Already at a young age Jorden showed a prodigious talent for the game and in 2010 he won the U-10 Open Dutch Youth Championship. In 2013 he finished first in the U-14 European Youth Championship.
At the age of 16, Jorden earned the Grandmaster title at the World Juniors and he capped the year 2015 with a win in his home town, in the Groningen Open. The next year, at 17, he became Dutch Chess Champion. Only Anish Giri won the national championship at a younger age, at age 15 in 2009.
In 2017 Jorden finished second behind Giri at the Reykjavik Open and in that same year he won the Dutch Rapid Championship.
In the past years his ambition has been to be a 2700 player and various times he crossed the magic 2700 barrier to be among the elite group that are often called ‘super-grandmasters’.
Jorden’s biggest triumph so far was his win in the 2021 Tata Steel Chess Tournament, ‘the Wimbledon of Chess’, where he defeated Giri in a hectic blitz tiebreak. In that same year World Champion Magnus Carlsen asked him to be part of his team for the Norwegian’s world title match against Ian Nepomniachtchi.
Further successes include first place in the 2021 Sigeman Tournament in Malmö, and first place in the Rapid section of the 2022 Croatia leg of the Grand Chess Tour (ahead of Carlsen).
In 2023 he won the Bydgoczsz Invitational, ahead of a.o. Vasyl Ivanchuk, and finished second in the Dutch Championship, losing the tiebreak to Anish Giri.
One of the highlights in 2024 will be the Chess Olympiad in Budapest in September, where Jorden will play on Board 2 of the Dutch team behind Giri.
On the occasion of Jorden’s victory at the 2021 Tata Steel Chess Tournament, New In Chess published the following profile of the Van Foreest ‘chess family’.
A Chess Family
Jorden van Foreest belongs to a family with a rich chess tradition. His great-great-grandfather Arnold van Foreest (b.1863) was a three-time Dutch champion, and so was his older brother Dirk van Foreest (b.1862). Dirk, who is believed to have been the stronger player, had a shorter career, because he gave up competitive chess after completing his medical studies. He continued to play correspondence chess, however. Both were prominent promoters of the game in the early years of the Dutch Chess Federation (founded in 1873) and both held the presidency. And both remained attached to the game till the end of their long lives, Dirk passing away at the age of 93 and Arnold at 90.

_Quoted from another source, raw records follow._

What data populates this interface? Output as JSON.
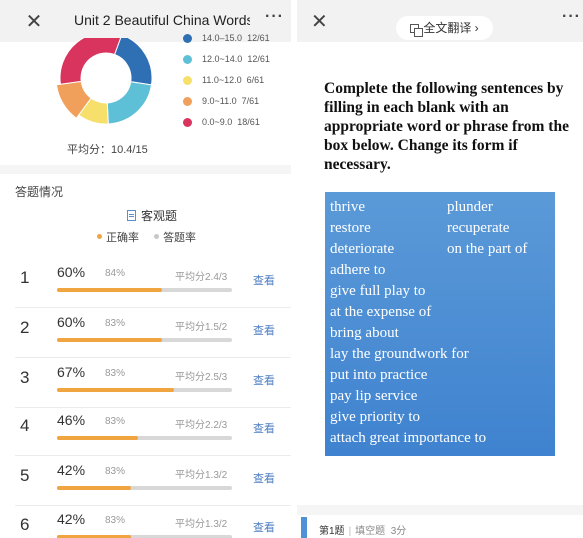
{
  "left": {
    "header": {
      "close": "✕",
      "title": "Unit 2 Beautiful China Words",
      "more": "···"
    },
    "score_legend": [
      {
        "label": "14.0–15.0",
        "count": "12/61",
        "color": "#2f6fb3"
      },
      {
        "label": "12.0~14.0",
        "count": "12/61",
        "color": "#5ec0d6"
      },
      {
        "label": "11.0~12.0",
        "count": "6/61",
        "color": "#f7df6b"
      },
      {
        "label": "9.0~11.0",
        "count": "7/61",
        "color": "#f0a05a"
      },
      {
        "label": "0.0~9.0",
        "count": "18/61",
        "color": "#d9345e"
      }
    ],
    "average": "平均分：10.4/15",
    "section_title": "答题情况",
    "subtitle": "客观题",
    "key_correct": "正确率",
    "key_answer": "答题率",
    "key_correct_color": "#f0a540",
    "key_answer_color": "#c8c8c8",
    "view_label": "查看",
    "questions": [
      {
        "num": "1",
        "correct": "60%",
        "answer_rate": "84%",
        "avg": "平均分2.4/3",
        "fill": 0.6
      },
      {
        "num": "2",
        "correct": "60%",
        "answer_rate": "83%",
        "avg": "平均分1.5/2",
        "fill": 0.6
      },
      {
        "num": "3",
        "correct": "67%",
        "answer_rate": "83%",
        "avg": "平均分2.5/3",
        "fill": 0.67
      },
      {
        "num": "4",
        "correct": "46%",
        "answer_rate": "83%",
        "avg": "平均分2.2/3",
        "fill": 0.46
      },
      {
        "num": "5",
        "correct": "42%",
        "answer_rate": "83%",
        "avg": "平均分1.3/2",
        "fill": 0.42
      },
      {
        "num": "6",
        "correct": "42%",
        "answer_rate": "83%",
        "avg": "平均分1.3/2",
        "fill": 0.42
      }
    ]
  },
  "right": {
    "header": {
      "close": "✕",
      "translate": "全文翻译 ›",
      "more": "···"
    },
    "instructions": "Complete the following sentences by filling in each blank with an appropriate word or phrase from the box below. Change its form if necessary.",
    "words": [
      "thrive",
      "plunder",
      "restore",
      "recuperate",
      "deteriorate",
      "on the part of",
      "adhere to",
      "give full play to",
      "at the expense of",
      "bring about",
      "lay the groundwork for",
      "put into practice",
      "pay lip service",
      "give priority to",
      "attach great importance to"
    ],
    "footer": {
      "question": "第1题",
      "type": "填空题",
      "points": "3分"
    }
  }
}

Just like his ancestors, Jorden is a jonkheer, the lowest Dutch noble title, comparable to ‘squire’. Perhaps his most famous ancestor was Petrus van Foreest (1521-1597), whose father’s name was Jorden(!). Petrus was known as ‘the Dutch Hippocrates’ and served as a physician to the forefather of the royal family of the Netherlands, William of Orange (1533-1584), ‘the Father of the Fatherland’.

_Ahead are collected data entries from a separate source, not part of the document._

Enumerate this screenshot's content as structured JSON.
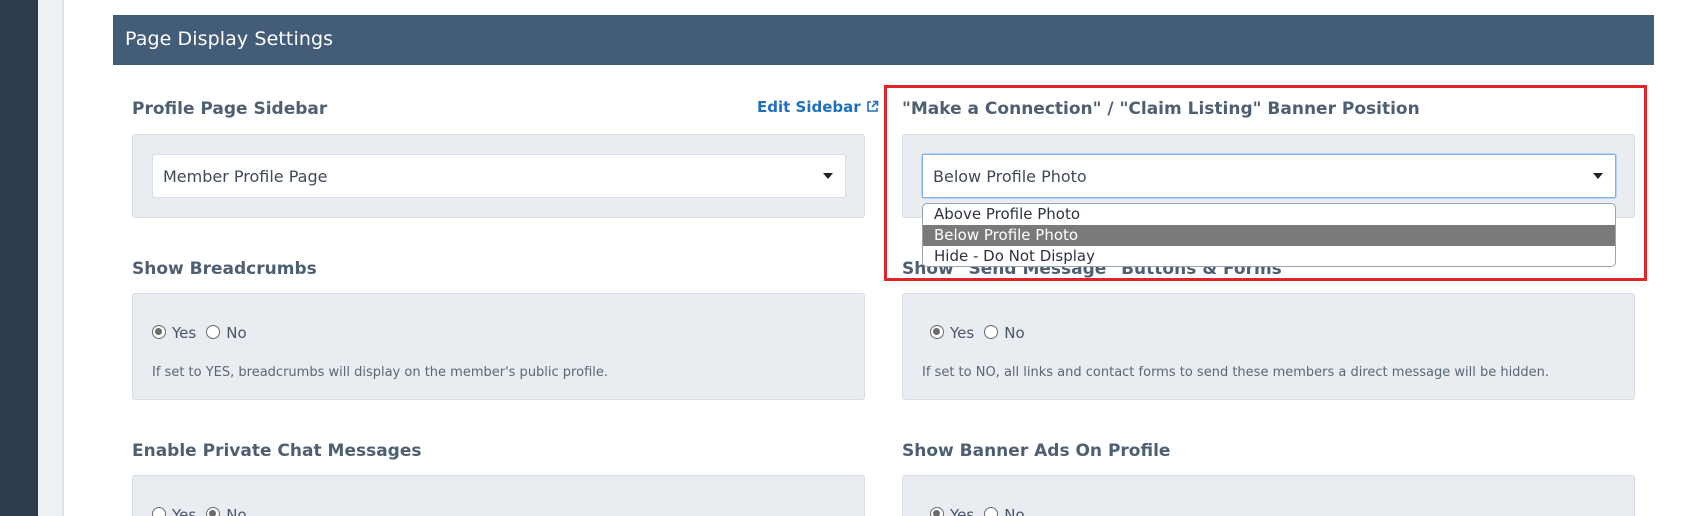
{
  "panel": {
    "title": "Page Display Settings"
  },
  "sidebar_field": {
    "label": "Profile Page Sidebar",
    "edit_link": "Edit Sidebar",
    "value": "Member Profile Page"
  },
  "banner_field": {
    "label": "\"Make a Connection\" / \"Claim Listing\" Banner Position",
    "value": "Below Profile Photo",
    "options": [
      "Above Profile Photo",
      "Below Profile Photo",
      "Hide - Do Not Display"
    ],
    "selected_option": "Below Profile Photo"
  },
  "breadcrumbs_field": {
    "label": "Show Breadcrumbs",
    "yes": "Yes",
    "no": "No",
    "selected": "Yes",
    "help": "If set to YES, breadcrumbs will display on the member's public profile."
  },
  "send_message_field": {
    "label": "Show \"Send Message\" Buttons & Forms",
    "yes": "Yes",
    "no": "No",
    "selected": "Yes",
    "help": "If set to NO, all links and contact forms to send these members a direct message will be hidden."
  },
  "private_chat_field": {
    "label": "Enable Private Chat Messages",
    "yes": "Yes",
    "no": "No",
    "selected": "No"
  },
  "banner_ads_field": {
    "label": "Show Banner Ads On Profile",
    "yes": "Yes",
    "no": "No",
    "selected": "Yes"
  },
  "icons": {
    "external_link": "external-link-icon",
    "caret": "caret-down-icon"
  },
  "colors": {
    "header_bg": "#435d78",
    "highlight": "#e0242a",
    "link": "#1f6fc0",
    "selected_option_bg": "#7a7a7a"
  }
}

While chess always remained a cherished pastime in the Van Foreest family, competitive successes only returned with the latest generation. Jorden and his five siblings all play chess. They learned the game while their parents home-schooled them, believing that the regular education system is not challenging enough. Still, the choice was (and is) up to the children, and they could attend school if they chose to. In 2017, the Van Foreest family and their passion for chess was the subject of a documentary on Dutch television.

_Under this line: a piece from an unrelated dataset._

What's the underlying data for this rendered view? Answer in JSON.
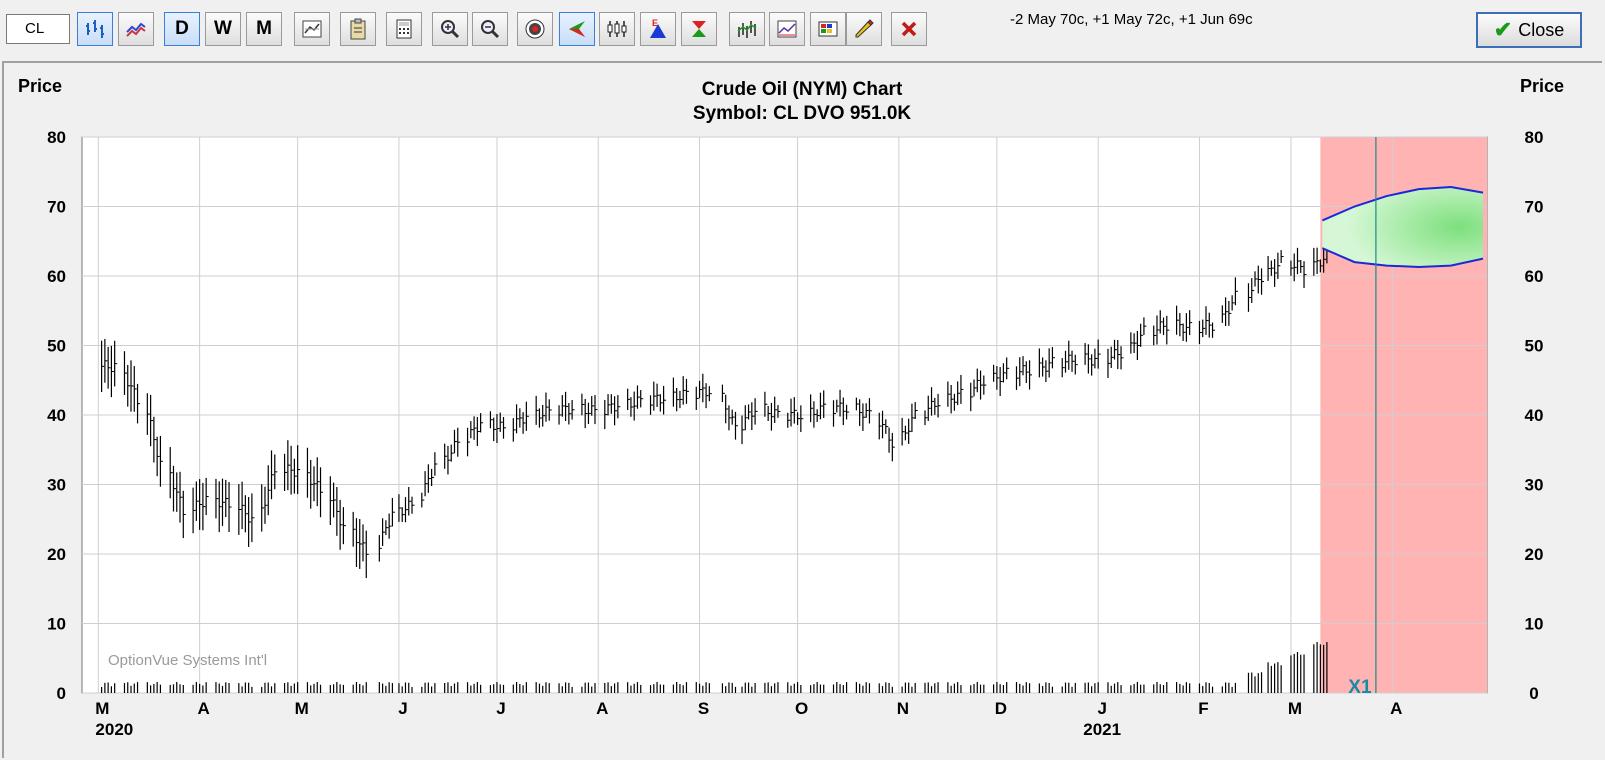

Jorden (1999) is the oldest and most successful chess player of the family, but he is not the only one with exceptional results. Lucas (2001) became a GM at 17 and is the reigning Dutch champion after defeating Jorden (!) in the tiebreak of the 2019 Championship. Machteld (2007) is the only girl and is seen by some as the most talented chess player of the family. In 2018 she was the highest rated U12 girl in the world. She was only 11 years old when she finished third in the Dutch women’s championship in 2019.